Is the data in a file on disk?
├── Yes
│ ├── Is it a .csv or .tsv? → pd.read_csv()
│ ├── Is it a .xlsx or .xls? → pd.read_excel()
│ ├── Is it a .json? → pd.read_json() or json_normalize()
│ └── Is it a .db? → sqlite3 + pd.read_sql()
└── No
└── Is it from the web? → Chapter 13 (APIs and scraping)
Key Principles
-
Try the simple load first. Start with default parameters. If it works, you're done.

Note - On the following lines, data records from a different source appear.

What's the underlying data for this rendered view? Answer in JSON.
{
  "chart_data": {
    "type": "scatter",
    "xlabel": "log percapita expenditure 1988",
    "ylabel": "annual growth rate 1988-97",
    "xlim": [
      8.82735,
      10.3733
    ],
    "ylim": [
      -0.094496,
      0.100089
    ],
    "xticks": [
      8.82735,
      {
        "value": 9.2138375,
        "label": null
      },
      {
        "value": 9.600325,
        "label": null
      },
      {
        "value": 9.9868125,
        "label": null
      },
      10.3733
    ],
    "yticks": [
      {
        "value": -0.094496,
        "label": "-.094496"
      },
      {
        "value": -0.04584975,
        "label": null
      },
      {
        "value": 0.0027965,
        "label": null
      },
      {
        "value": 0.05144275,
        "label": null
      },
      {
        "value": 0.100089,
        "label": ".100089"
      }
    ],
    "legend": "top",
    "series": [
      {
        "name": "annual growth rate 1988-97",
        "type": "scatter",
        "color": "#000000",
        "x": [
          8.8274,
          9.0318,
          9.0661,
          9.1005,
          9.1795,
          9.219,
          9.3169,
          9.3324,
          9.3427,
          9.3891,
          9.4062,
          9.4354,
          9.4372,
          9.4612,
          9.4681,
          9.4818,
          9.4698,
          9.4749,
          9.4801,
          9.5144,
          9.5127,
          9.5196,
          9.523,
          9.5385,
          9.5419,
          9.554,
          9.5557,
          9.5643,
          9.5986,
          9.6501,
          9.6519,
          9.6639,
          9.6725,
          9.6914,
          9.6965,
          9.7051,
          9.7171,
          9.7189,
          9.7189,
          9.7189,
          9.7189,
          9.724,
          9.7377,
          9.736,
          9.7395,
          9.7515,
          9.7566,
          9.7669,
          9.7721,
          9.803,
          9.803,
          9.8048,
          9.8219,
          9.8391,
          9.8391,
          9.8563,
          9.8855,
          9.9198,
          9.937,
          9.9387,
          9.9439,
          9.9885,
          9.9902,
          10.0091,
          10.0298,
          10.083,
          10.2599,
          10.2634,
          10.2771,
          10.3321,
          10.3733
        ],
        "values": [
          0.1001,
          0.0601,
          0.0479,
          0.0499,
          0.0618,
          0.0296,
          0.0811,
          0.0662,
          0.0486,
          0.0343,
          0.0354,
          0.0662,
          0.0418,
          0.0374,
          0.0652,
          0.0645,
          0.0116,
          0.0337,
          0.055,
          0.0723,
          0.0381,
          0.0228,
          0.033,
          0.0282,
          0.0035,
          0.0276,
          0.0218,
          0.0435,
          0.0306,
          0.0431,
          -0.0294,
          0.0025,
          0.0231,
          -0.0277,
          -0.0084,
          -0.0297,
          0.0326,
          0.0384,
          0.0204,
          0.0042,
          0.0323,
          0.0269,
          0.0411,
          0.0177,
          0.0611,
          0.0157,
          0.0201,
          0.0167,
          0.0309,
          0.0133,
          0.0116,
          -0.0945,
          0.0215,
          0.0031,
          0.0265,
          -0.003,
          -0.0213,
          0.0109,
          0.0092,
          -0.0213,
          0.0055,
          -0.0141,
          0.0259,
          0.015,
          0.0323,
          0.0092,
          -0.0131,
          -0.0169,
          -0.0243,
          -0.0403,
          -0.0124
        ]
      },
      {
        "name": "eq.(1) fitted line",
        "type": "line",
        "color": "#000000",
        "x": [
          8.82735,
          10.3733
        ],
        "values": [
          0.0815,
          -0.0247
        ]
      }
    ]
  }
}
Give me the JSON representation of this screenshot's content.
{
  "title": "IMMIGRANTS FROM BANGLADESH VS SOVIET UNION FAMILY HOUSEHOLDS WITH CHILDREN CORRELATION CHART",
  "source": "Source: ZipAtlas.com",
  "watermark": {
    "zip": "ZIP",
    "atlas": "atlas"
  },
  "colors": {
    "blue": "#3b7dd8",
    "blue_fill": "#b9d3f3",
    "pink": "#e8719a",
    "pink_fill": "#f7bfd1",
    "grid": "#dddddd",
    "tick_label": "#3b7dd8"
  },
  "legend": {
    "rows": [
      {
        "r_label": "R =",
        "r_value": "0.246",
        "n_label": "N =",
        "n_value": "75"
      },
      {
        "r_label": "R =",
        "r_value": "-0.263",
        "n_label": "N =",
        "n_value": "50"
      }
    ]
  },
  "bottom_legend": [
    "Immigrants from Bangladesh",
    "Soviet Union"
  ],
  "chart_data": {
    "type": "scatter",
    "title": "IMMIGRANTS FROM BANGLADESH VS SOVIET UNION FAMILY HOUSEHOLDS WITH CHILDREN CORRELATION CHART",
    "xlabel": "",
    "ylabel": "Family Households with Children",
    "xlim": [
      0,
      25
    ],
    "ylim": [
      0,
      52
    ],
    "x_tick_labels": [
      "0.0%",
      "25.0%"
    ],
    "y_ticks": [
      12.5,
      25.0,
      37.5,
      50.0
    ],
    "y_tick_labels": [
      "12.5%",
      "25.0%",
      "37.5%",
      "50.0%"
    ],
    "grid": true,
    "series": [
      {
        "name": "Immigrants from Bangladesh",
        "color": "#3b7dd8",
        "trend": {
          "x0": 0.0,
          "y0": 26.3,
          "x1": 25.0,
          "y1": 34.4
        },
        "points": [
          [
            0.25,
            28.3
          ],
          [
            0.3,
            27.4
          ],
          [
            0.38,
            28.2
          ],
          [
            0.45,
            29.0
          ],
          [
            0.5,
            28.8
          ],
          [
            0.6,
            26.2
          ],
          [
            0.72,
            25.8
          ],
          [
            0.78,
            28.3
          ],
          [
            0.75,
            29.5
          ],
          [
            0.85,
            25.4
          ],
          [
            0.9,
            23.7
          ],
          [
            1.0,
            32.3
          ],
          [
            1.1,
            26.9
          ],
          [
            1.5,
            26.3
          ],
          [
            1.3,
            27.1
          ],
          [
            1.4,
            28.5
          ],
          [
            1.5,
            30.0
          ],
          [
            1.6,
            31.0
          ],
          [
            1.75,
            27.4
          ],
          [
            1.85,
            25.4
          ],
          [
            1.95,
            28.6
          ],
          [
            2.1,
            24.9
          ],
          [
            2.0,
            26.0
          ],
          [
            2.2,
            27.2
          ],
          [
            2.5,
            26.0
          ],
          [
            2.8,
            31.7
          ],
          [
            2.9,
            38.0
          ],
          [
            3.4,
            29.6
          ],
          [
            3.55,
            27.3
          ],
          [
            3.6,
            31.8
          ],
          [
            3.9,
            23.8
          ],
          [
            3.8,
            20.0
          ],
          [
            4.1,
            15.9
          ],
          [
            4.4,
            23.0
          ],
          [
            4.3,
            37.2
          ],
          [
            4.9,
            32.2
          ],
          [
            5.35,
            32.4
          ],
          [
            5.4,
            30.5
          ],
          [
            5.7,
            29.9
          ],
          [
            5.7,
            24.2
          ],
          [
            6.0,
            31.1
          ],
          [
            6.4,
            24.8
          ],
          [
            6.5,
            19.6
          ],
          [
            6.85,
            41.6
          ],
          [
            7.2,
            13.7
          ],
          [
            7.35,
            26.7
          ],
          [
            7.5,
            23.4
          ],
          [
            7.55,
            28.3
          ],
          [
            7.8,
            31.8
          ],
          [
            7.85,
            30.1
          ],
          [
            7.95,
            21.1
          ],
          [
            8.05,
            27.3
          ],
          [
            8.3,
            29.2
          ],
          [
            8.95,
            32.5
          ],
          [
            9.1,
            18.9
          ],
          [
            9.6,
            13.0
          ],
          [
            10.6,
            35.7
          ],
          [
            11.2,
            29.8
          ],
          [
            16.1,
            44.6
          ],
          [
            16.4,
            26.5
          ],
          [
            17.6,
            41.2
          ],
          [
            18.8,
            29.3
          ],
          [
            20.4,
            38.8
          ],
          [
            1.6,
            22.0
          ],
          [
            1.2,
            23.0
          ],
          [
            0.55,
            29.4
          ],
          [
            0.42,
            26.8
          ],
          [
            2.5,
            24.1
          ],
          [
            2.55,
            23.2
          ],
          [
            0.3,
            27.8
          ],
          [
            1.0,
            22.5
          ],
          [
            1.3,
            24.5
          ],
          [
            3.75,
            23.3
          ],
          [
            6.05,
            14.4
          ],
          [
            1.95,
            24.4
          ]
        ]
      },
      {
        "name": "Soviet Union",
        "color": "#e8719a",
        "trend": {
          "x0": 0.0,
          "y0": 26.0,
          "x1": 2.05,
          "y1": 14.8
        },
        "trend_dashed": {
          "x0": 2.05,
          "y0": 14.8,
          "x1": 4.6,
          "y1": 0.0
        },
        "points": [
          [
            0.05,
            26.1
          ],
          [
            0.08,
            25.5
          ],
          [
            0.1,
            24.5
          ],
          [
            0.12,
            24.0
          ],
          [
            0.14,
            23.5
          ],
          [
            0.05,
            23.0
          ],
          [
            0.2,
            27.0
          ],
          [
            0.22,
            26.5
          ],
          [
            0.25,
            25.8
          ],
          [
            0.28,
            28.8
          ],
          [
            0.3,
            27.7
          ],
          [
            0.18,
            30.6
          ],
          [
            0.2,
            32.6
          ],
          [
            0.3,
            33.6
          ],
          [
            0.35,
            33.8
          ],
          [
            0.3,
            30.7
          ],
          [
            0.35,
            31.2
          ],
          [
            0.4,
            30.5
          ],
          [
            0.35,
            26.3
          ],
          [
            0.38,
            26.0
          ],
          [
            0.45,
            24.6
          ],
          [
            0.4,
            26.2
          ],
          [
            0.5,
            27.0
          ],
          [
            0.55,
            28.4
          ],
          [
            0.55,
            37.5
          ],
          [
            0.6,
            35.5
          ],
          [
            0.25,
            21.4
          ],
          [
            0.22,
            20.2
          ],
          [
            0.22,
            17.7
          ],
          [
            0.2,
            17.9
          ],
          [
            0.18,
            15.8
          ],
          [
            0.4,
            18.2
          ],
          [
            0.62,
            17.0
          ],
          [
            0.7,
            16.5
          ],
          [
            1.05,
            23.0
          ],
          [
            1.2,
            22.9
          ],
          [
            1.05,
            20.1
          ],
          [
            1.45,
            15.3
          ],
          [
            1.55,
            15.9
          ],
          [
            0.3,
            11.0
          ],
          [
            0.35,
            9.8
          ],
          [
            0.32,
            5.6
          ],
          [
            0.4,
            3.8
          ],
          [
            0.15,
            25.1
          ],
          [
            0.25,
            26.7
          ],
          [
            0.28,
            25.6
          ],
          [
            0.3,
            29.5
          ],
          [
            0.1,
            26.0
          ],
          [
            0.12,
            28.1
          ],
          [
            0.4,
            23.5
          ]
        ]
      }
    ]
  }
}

If not, diagnose and add parameters one at a time.
-
Open mystery files in a text editor. Before guessing at parameters, look at the raw content. The delimiter, header, and encoding issues usually become obvious.
-
Document your loading decisions. Future-you (or your colleague) will need to reload this data. A comment like
# Latin-1 encoding, semicolon delimiter, header on row 4saves hours. -
Let SQL do the heavy lifting. When querying databases, filter and aggregate in SQL before bringing data into pandas. Don't load 10 million rows just to use 1,000.
-
Expect format inconsistencies. When combining data from multiple sources, column names, date formats, encoding, and ID conventions will differ. Budget time for standardization.